Linking Exposure to Toxicity and Disease
Beyond tracking exposure, the biomarker forecasts tangible health outcomes. It predicted arsenical skin lesions – visible signs of poisoning – and even overall mortality in the study group. Several sites overlapped with those implicated in chronic diseases, suggesting epigenetic alterations may bridge arsenic exposure and conditions like type 2 diabetes or cardiovascular issues.[1]
“While it doesn’t definitively prove that DNA methylation directly causes these downstream health effects, we’re showing very strong evidence that these epigenetic changes may help explain the link between arsenic and associated health conditions,” Li said. Pierce highlighted its broader potential: “I was surprised at how well the predictor worked, even in a completely different population with much lower exposures. This gives us hope that epigenetic biomarkers are a promising avenue for estimating historical exposure to environmental chemicals.”[1]
- Tracks cumulative arsenic exposure more stably than urine tests.

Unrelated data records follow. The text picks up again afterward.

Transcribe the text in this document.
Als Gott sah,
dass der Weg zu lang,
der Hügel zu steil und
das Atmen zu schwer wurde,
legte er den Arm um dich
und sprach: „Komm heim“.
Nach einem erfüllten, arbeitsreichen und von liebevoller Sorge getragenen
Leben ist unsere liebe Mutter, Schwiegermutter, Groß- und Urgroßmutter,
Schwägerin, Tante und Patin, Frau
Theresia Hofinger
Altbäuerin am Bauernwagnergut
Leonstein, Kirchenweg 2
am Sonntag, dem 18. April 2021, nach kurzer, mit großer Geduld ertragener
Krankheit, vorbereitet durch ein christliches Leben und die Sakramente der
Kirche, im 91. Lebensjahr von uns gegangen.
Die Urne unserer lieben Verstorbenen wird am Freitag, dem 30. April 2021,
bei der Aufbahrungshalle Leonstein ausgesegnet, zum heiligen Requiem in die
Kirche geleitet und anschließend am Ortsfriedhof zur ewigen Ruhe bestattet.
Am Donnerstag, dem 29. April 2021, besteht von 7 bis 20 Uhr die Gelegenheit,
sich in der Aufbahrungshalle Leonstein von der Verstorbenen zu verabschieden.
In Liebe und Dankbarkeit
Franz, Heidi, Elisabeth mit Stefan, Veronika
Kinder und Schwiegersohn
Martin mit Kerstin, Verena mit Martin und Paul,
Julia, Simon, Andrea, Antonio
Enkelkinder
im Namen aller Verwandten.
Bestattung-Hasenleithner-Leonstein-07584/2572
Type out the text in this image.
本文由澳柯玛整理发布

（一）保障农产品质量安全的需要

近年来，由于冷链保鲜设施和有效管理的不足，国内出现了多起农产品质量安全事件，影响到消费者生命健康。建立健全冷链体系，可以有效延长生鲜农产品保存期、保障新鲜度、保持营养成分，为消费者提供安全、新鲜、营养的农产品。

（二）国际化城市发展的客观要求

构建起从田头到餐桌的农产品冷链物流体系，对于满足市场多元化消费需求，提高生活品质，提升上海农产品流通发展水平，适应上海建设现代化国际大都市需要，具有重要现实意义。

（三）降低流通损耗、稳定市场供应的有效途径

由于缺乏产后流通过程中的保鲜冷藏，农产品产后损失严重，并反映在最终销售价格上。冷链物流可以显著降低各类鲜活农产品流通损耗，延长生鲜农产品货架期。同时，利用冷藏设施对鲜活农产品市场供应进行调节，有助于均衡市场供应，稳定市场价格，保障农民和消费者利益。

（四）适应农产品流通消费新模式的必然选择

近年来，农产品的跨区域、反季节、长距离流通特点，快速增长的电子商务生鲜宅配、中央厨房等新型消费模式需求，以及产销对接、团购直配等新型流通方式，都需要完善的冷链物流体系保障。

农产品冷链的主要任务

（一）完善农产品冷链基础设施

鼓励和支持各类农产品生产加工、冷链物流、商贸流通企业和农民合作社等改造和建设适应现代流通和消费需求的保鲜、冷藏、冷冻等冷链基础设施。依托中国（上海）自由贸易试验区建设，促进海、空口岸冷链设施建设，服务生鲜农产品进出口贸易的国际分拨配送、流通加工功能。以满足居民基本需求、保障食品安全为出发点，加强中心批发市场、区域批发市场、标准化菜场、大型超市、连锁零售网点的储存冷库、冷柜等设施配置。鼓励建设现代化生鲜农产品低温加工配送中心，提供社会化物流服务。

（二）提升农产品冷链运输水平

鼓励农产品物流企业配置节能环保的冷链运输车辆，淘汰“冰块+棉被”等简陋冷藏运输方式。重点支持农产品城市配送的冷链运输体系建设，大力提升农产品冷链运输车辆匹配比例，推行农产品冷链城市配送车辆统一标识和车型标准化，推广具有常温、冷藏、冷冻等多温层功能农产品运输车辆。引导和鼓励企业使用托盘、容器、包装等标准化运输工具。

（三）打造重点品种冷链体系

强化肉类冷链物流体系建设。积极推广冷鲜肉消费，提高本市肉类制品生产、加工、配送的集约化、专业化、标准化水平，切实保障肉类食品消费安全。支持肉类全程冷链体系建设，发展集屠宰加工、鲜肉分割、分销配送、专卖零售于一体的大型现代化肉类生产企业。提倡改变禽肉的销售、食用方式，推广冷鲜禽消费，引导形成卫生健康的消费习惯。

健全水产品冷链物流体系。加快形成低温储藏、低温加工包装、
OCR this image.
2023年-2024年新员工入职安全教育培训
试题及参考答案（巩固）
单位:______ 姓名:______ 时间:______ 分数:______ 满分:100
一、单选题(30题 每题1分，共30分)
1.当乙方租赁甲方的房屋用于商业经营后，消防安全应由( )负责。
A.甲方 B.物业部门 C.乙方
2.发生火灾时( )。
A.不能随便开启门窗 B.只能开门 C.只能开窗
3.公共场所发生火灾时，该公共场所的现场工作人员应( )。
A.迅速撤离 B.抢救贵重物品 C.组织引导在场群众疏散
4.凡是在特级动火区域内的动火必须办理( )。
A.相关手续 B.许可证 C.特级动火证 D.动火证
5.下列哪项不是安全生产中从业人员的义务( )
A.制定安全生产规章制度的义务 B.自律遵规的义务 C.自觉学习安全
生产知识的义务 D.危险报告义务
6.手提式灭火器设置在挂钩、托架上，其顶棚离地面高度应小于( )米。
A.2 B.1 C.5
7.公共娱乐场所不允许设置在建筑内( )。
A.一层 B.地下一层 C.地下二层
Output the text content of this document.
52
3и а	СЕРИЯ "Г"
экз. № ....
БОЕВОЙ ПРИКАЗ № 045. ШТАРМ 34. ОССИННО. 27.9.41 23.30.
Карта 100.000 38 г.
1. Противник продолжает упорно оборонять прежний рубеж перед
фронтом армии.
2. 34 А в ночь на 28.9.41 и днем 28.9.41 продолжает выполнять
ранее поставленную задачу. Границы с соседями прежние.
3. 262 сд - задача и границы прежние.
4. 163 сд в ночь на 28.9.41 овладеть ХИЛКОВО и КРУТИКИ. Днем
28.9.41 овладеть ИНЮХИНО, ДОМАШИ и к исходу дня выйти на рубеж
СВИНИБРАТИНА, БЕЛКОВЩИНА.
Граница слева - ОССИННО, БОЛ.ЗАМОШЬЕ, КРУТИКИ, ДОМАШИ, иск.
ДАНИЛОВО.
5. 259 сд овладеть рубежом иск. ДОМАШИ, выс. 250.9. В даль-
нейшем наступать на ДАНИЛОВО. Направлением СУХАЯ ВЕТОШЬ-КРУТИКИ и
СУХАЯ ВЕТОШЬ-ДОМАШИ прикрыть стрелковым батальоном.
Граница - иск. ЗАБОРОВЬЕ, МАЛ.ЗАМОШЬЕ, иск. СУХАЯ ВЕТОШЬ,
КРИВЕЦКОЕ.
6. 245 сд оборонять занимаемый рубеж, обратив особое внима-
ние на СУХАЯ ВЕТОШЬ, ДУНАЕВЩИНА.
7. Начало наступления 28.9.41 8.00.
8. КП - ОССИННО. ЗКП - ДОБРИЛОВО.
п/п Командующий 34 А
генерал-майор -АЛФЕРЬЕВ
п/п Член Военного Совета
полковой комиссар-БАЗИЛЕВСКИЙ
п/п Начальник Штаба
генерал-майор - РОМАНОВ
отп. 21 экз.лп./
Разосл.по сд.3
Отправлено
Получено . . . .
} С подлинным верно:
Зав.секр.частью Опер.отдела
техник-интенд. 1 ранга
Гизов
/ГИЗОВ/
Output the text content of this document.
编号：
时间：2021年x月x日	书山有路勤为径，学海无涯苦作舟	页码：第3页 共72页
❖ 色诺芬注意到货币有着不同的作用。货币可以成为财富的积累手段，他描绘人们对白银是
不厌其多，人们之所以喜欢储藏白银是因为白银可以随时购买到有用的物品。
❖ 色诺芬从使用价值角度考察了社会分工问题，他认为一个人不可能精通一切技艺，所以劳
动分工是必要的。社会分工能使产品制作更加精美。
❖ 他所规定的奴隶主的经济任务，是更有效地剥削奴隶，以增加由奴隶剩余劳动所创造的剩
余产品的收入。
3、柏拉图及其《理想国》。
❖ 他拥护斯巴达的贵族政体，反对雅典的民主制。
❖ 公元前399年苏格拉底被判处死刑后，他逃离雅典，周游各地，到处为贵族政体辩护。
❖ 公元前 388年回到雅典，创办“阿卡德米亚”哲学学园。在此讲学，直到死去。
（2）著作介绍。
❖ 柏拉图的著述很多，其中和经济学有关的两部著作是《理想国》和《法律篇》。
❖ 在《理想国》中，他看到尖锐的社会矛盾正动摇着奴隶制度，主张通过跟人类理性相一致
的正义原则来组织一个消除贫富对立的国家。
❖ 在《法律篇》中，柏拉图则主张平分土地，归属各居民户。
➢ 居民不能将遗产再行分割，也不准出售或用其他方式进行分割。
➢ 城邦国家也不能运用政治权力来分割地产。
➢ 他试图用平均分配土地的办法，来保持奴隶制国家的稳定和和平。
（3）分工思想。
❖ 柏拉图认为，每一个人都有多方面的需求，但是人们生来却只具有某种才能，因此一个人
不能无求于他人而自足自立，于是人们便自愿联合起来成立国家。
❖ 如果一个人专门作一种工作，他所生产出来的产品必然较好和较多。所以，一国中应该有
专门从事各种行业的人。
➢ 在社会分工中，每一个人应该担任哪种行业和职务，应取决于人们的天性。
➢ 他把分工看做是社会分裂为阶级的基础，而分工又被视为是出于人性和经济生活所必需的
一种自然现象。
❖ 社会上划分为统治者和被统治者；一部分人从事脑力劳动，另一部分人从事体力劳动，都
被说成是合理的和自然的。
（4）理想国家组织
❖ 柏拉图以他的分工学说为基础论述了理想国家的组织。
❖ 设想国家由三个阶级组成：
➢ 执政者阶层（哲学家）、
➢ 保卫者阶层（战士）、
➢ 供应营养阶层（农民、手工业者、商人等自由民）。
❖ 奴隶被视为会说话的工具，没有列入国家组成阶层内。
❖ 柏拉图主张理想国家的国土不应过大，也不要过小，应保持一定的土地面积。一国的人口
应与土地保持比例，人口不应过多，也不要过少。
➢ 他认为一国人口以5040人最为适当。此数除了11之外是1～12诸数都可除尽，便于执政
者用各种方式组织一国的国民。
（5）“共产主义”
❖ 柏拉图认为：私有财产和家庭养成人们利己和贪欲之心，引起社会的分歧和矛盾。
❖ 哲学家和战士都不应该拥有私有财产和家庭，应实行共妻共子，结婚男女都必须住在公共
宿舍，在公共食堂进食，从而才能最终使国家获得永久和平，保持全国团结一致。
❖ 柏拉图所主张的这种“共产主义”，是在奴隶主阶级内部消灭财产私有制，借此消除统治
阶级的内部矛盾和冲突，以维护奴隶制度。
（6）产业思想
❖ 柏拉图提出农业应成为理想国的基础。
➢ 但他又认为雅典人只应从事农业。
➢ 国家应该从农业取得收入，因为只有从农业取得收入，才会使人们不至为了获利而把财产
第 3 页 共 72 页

- Predicts skin lesions and mortality risk.
- Validates across high- and low-exposure populations.
- Outperforms other toxin-specific epigenetic markers.
Toward Safer Water and Better Monitoring
The findings, published in April 2026 in the International Journal of Epidemiology, set guidelines for developing similar biomarkers. Co-authors included experts from multiple institutions, underscoring collaborative efforts to tackle environmental toxins. “It’s an important reminder that environmental exposures really do ‘get under your skin,’ leaving an imprint on you via changes in how your genome functions,” Pierce added.[1]
As communities grapple with arsenic in wells – from Bangladesh to parts of the U.S. – this tool could guide interventions, identify vulnerable individuals, and illuminate toxicity mechanisms. For the millions at risk, it represents a step toward turning invisible threats into actionable insights, potentially averting diseases that strike silently over decades.